Ada satu hal yang menarik, pasca pembacaan teks proklamasi 17 Agustus 1945 para tokoh Islam di Tapanuli berniat melaksanakan tabligh akbar sebagai ungkapan rasa syukur atas kemerdekaan yang telah diraih. Ali Nuddin Lubis, sang pemrakarsa, atas rekomendasi Tuan Guru Musthafa, melaksanakan acara tersebut di Panyabungan. Acara tersebut meraih sukses besar. Oleh karenanya, acara tersebut berkembang menjadi Kongres Muslimin se-Tapanuli. Pada tahun 1947 berlangsung Kongres Muslimin se-Tapanuli yang kedua dan dihadiri oleh ulama-ulama se-Sumatra Utara. Di kongres tersebutlah Tuan Guru mewasiatkan bahwa NU adalah organisasi yang paling tepat untuk penganut paham ahlussunah waljamaah (Aswaja).
Pada tahun 1950 diadakan konferensi NU di Kota Padangsidimpuan. Konferensi tersebut dihadiri pengurus NU baik dari wilayah maupun dari pengurus pusat. Tak pelak, Tuan Guru diangkat menjadi Rois Syuriah NU Tapanuli. Tuan guru pernah berkata: “Setelah Ayahanda selidiki secara mendalam keadaan partai-partai Islam yang banyak itu, Ayahanda telah berpendapat bahwa partai Nahdlatul Ulama-lah yang baik untuk Ayahanda masuki dan diikuti seluruh anak-anakku dan pengikut Ayahanda”.
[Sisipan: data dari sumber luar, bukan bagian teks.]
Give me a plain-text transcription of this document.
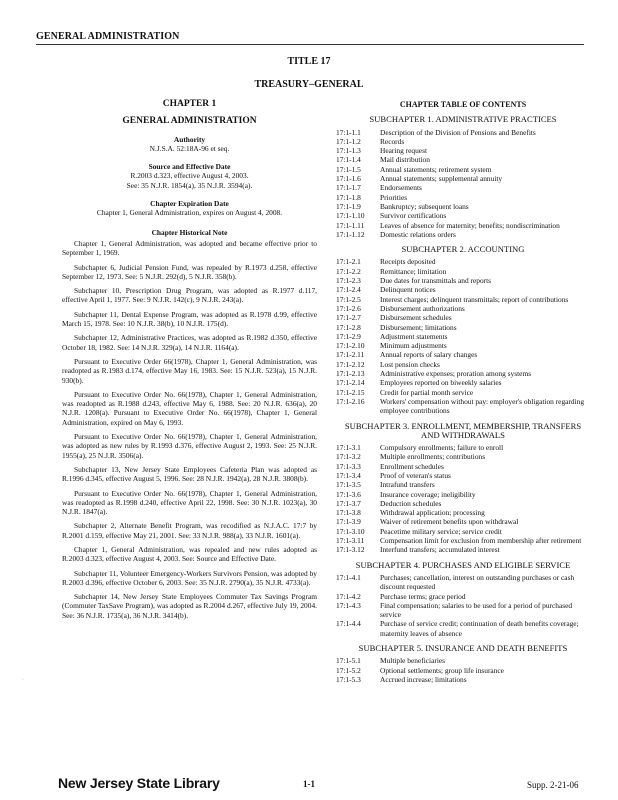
GENERAL ADMINISTRATION
TITLE 17
TREASURY–GENERAL
CHAPTER 1
GENERAL ADMINISTRATION
Authority
N.J.S.A. 52:18A-96 et seq.
Source and Effective Date
R.2003 d.323, effective August 4, 2003.
See: 35 N.J.R. 1854(a), 35 N.J.R. 3594(a).
Chapter Expiration Date
Chapter 1, General Administration, expires on August 4, 2008.
Chapter Historical Note

Chapter 1, General Administration, was adopted and became effective prior to September 1, 1969.

Subchapter 6, Judicial Pension Fund, was repealed by R.1973 d.258, effective September 12, 1973. See: 5 N.J.R. 292(d), 5 N.J.R. 358(b).

Subchapter 10, Prescription Drug Program, was adopted as R.1977 d.117, effective April 1, 1977. See: 9 N.J.R. 142(c), 9 N.J.R. 243(a).

Subchapter 11, Dental Expense Program, was adopted as R.1978 d.99, effective March 15, 1978. See: 10 N.J.R. 38(b), 10 N.J.R. 175(d).

Subchapter 12, Administrative Practices, was adopted as R.1982 d.350, effective October 18, 1982. See: 14 N.J.R. 329(a), 14 N.J.R. 1164(a).

Pursuant to Executive Order 66(1978), Chapter 1, General Administration, was readopted as R.1983 d.174, effective May 16, 1983. See: 15 N.J.R. 523(a), 15 N.J.R. 930(b).

Pursuant to Executive Order No. 66(1978), Chapter 1, General Administration, was readopted as R.1988 d.243, effective May 6, 1988. See: 20 N.J.R. 636(a), 20 N.J.R. 1208(a). Pursuant to Executive Order No. 66(1978), Chapter 1, General Administration, expired on May 6, 1993.

Pursuant to Executive Order No. 66(1978), Chapter 1, General Administration, was adopted as new rules by R.1993 d.376, effective August 2, 1993. See: 25 N.J.R. 1955(a), 25 N.J.R. 3506(a).

Subchapter 13, New Jersey State Employees Cafeteria Plan was adopted as R.1996 d.345, effective August 5, 1996. See: 28 N.J.R. 1942(a), 28 N.J.R. 3808(b).

Pursuant to Executive Order No. 66(1978), Chapter 1, General Administration, was readopted as R.1998 d.240, effective April 22, 1998. See: 30 N.J.R. 1023(a), 30 N.J.R. 1847(a).

Subchapter 2, Alternate Benefit Program, was recodified as N.J.A.C. 17:7 by R.2001 d.159, effective May 21, 2001. See: 33 N.J.R. 988(a), 33 N.J.R. 1601(a).

Chapter 1, General Administration, was repealed and new rules adopted as R.2003 d.323, effective August 4, 2003. See: Source and Effective Date.

Subchapter 11, Volunteer Emergency-Workers Survivors Pension, was adopted by R.2003 d.396, effective October 6, 2003. See: 35 N.J.R. 2790(a), 35 N.J.R. 4733(a).

Subchapter 14, New Jersey State Employees Commuter Tax Savings Program (Commuter TaxSave Program), was adopted as R.2004 d.267, effective July 19, 2004. See: 36 N.J.R. 1735(a), 36 N.J.R. 3414(b).

CHAPTER TABLE OF CONTENTS
SUBCHAPTER 1. ADMINISTRATIVE PRACTICES
17:1-1.1	Description of the Division of Pensions and Benefits
17:1-1.2	Records
17:1-1.3	Hearing request
17:1-1.4	Mail distribution
17:1-1.5	Annual statements; retirement system
17:1-1.6	Annual statements; supplemental annuity
17:1-1.7	Endorsements
17:1-1.8	Priorities
17:1-1.9	Bankruptcy; subsequent loans
17:1-1.10	Survivor certifications
17:1-1.11	Leaves of absence for maternity; benefits; nondiscrimination
17:1-1.12	Domestic relations orders
SUBCHAPTER 2. ACCOUNTING
17:1-2.1	Receipts deposited
17:1-2.2	Remittance; limitation
17:1-2.3	Due dates for transmittals and reports
17:1-2.4	Delinquent notices
17:1-2.5	Interest charges; delinquent transmittals; report of contributions
17:1-2.6	Disbursement authorizations
17:1-2.7	Disbursement schedules
17:1-2.8	Disbursement; limitations
17:1-2.9	Adjustment statements
17:1-2.10	Minimum adjustments
17:1-2.11	Annual reports of salary changes
17:1-2.12	Lost pension checks
17:1-2.13	Administrative expenses; proration among systems
17:1-2.14	Employees reported on biweekly salaries
17:1-2.15	Credit for partial month service
17:1-2.16	Workers' compensation without pay: employer's obligation regarding employee contributions
SUBCHAPTER 3. ENROLLMENT, MEMBERSHIP, TRANSFERS AND WITHDRAWALS
17:1-3.1	Compulsory enrollments; failure to enroll
17:1-3.2	Multiple enrollments; contributions
17:1-3.3	Enrollment schedules
17:1-3.4	Proof of veteran's status
17:1-3.5	Intrafund transfers
17:1-3.6	Insurance coverage; ineligibility
17:1-3.7	Deduction schedules
17:1-3.8	Withdrawal application; processing
17:1-3.9	Waiver of retirement benefits upon withdrawal
17:1-3.10	Peacetime military service; service credit
17:1-3.11	Compensation limit for exclusion from membership after retirement
17:1-3.12	Interfund transfers; accumulated interest
SUBCHAPTER 4. PURCHASES AND ELIGIBLE SERVICE
17:1-4.1	Purchases; cancellation, interest on outstanding purchases or cash discount requested
17:1-4.2	Purchase terms; grace period
17:1-4.3	Final compensation; salaries to be used for a period of purchased service
17:1-4.4	Purchase of service credit; continuation of death benefits coverage; maternity leaves of absence
SUBCHAPTER 5. INSURANCE AND DEATH BENEFITS
17:1-5.1	Multiple beneficiaries
17:1-5.2	Optional settlements; group life insurance
17:1-5.3	Accrued increase; limitations
·
New Jersey State Library	1-1	Supp. 2-21-06
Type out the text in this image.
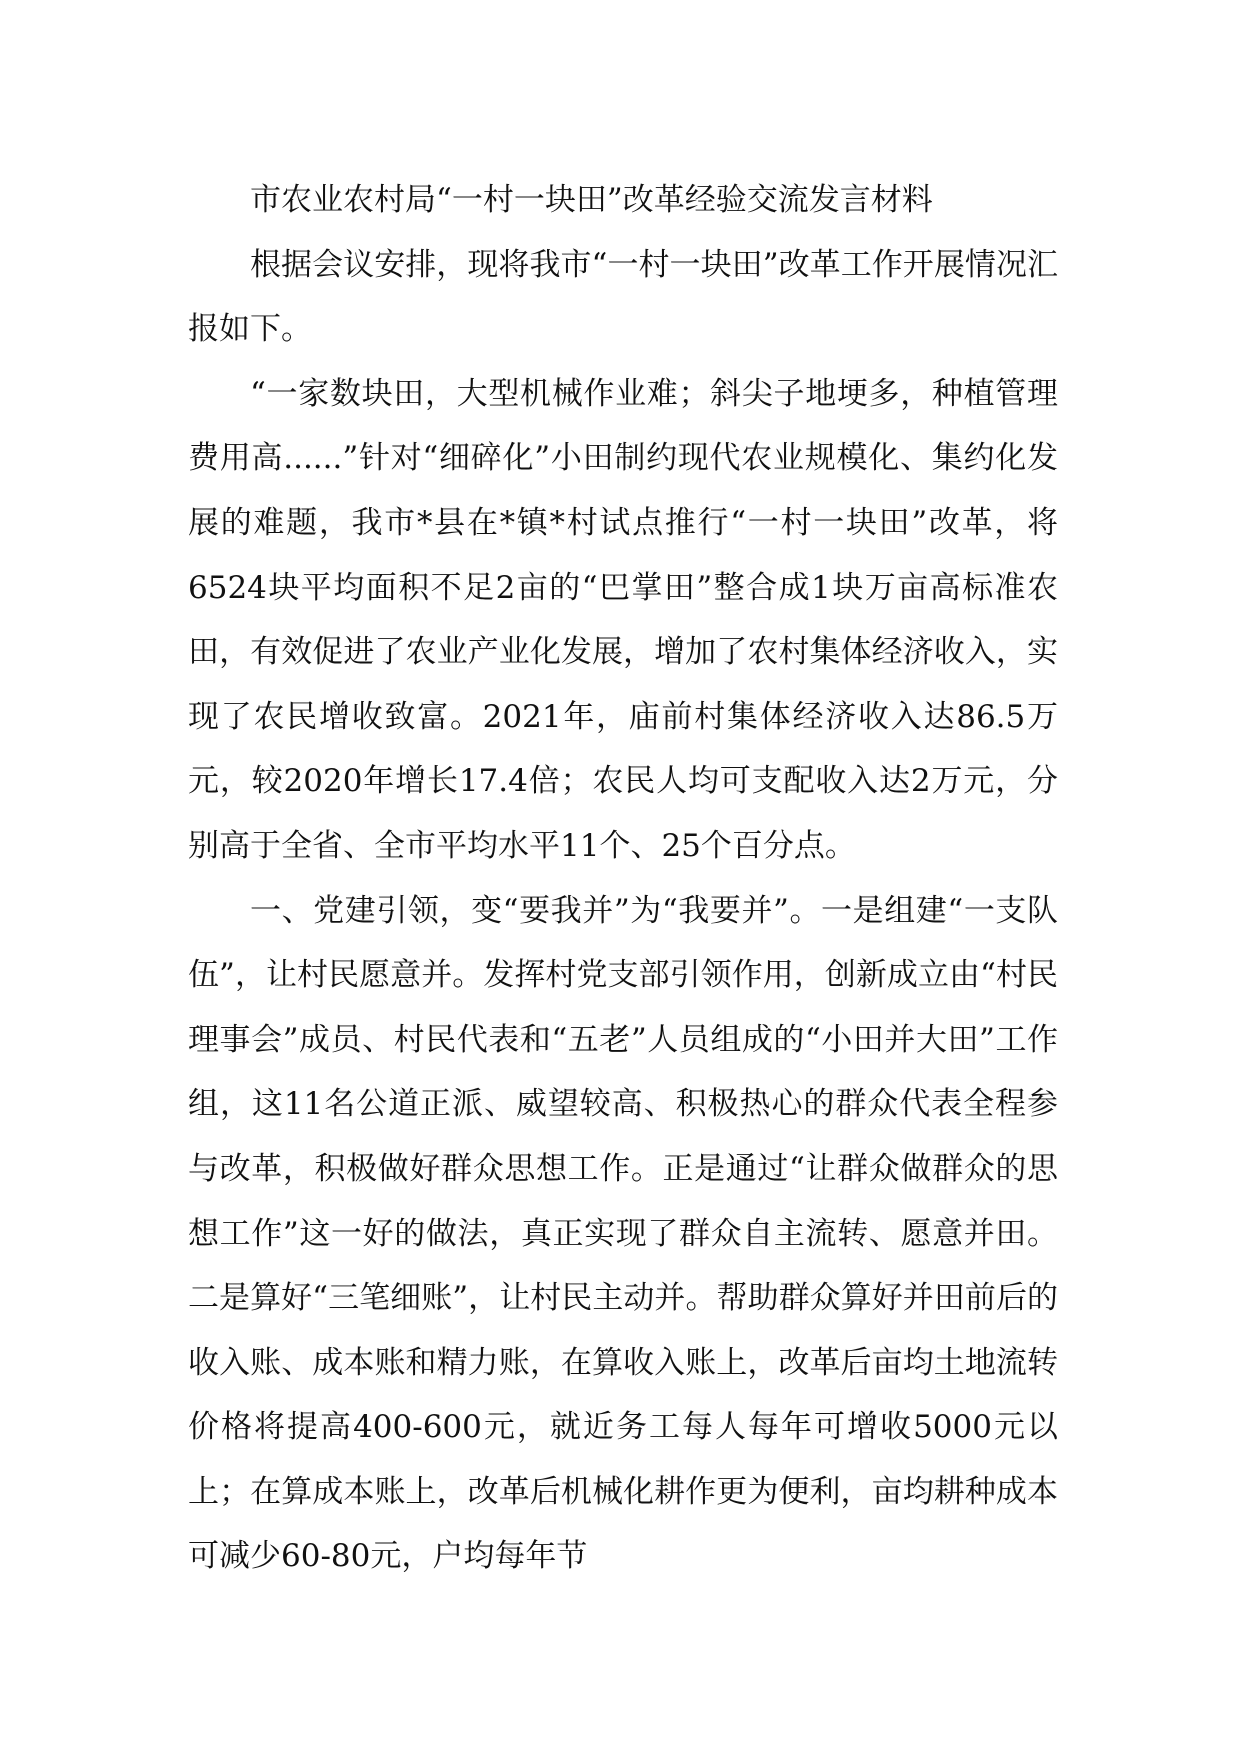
市农业农村局“一村一块田”改革经验交流发言材料

根据会议安排，现将我市“一村一块田”改革工作开展情况汇报如下。

“一家数块田，大型机械作业难；斜尖子地埂多，种植管理费用高......”针对“细碎化”小田制约现代农业规模化、集约化发展的难题，我市*县在*镇*村试点推行“一村一块田”改革，将6524块平均面积不足2亩的“巴掌田”整合成1块万亩高标准农田，有效促进了农业产业化发展，增加了农村集体经济收入，实现了农民增收致富。2021年，庙前村集体经济收入达86.5万元，较2020年增长17.4倍；农民人均可支配收入达2万元，分别高于全省、全市平均水平11个、25个百分点。

一、党建引领，变“要我并”为“我要并”。一是组建“一支队伍”，让村民愿意并。发挥村党支部引领作用，创新成立由“村民理事会”成员、村民代表和“五老”人员组成的“小田并大田”工作组，这11名公道正派、威望较高、积极热心的群众代表全程参与改革，积极做好群众思想工作。正是通过“让群众做群众的思想工作”这一好的做法，真正实现了群众自主流转、愿意并田。二是算好“三笔细账”，让村民主动并。帮助群众算好并田前后的收入账、成本账和精力账，在算收入账上，改革后亩均土地流转价格将提高400-600元，就近务工每人每年可增收5000元以上；在算成本账上，改革后机械化耕作更为便利，亩均耕种成本可减少60-80元，户均每年节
Memang, Tuan Guru Musthafa Hussein Al-Mandaili adalah sosok ulama yang paling kharismatik di Sumatera Utara atau boleh jadi salah satu yang paling berpengaruh se-Sumatera. Ia, sebenarnya, terpilih menjadi Anggota Konstituante/DPR mewakili Sumatera Utara pada tahun 1955. Namun, Allah berkehendak lain. Tuan Guru yang telah mewariskan ilmu kepada begitu banyak murid tersebut meninggal dunia tepat pada tanggal 5 November 1955. Tuan Guru Musthafa Hussein meninggalkan harta karun ilmu yang sangat berharga; yaitu Pesantren Al-Musthafawiyah Purba Baru. Tamatan Sikola Purba sekarang ada di mana-mana dan menjadi penerus Sang Tuan Guru.